应如风抬腿向前走去,手腕倏地被紧紧握住。她甩了甩手腕,怀星却固执地不肯放开,脸色越来越黯然。他喃喃说道:“传闻说的都是真的,你喜欢上别人,不要我了。”?
她来了天香阁,却没有召他侍候。若不是他刚刚听见楼下的动静出来,他根本没有机会见她。
怀星眼中透出恐惧,艰难地说道:“我不奢望姐姐只喜欢我,但可不可以偶尔来看看我。你好久都没来过了,也不回我的信。我学了新剑舞,想跳给你看。”
他尽力让自己的声音听上去悦耳,可却掩不住一夜未睡的沙哑。
一个好字刚要出口,侍卫咳嗽了两声,提醒道:“殿下,再不出发该迟了。”
想到之后的计划,应如风明白这个节骨眼不能出纰漏,硬起心肠道:“放手。

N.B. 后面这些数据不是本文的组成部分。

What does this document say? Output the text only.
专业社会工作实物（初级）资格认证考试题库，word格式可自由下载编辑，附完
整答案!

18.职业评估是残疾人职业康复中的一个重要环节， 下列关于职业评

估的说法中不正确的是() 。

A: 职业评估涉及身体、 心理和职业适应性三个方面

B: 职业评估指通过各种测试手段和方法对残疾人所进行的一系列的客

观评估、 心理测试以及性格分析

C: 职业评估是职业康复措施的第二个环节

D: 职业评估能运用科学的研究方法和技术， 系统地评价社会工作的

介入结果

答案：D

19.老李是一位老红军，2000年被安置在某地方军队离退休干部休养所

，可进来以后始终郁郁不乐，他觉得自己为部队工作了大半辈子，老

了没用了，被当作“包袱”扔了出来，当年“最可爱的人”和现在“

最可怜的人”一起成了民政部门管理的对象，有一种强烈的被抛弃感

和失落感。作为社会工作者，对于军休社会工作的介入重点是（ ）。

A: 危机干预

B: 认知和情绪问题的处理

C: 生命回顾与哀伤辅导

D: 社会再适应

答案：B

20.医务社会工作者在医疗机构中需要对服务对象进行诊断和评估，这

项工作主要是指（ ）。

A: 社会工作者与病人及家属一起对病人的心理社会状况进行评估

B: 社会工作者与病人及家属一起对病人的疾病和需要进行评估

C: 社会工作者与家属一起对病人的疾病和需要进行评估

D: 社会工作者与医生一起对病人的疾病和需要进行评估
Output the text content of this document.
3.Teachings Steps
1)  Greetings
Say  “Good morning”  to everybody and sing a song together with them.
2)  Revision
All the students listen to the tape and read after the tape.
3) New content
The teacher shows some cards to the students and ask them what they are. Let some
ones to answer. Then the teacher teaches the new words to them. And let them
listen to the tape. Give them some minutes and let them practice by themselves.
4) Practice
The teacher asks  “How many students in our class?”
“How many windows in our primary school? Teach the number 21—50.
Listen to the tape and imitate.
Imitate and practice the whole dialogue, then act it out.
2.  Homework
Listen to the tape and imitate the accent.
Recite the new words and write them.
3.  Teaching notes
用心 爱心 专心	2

”
怀星松了松手指,舍不得放下,不甘心地又补了句,“挺好看的,真的。”
应如风嗯了一声,不置可否地推开他的手,大步离开了天香阁。
晃荡的车厢里,应如风想起怀星煞白的脸色,心情有些沉重。
怀星人生的前十七年是丞相府嫡子,这三年又有她的庇护,被养得格外单纯。不像其他小倌在青楼楚馆长大,早就习惯了迎来送往,即便失去了恩客,也不见得有多伤心。
她颇后悔当初一时上头,不管不顾地采撷了怀星这颗温室里的红豆。好在那位天香阁主人很有些手段,她早前已让江淼与那人通过气,在她离京后护住怀星兄弟二人应当不成问题。
应如风思绪万千,直到马车停在了城门口才回过神来。车帘被掀起,应如行的近侍已经候在了车前,身边站着那位衣不蔽体的苗疆少年蓝潇。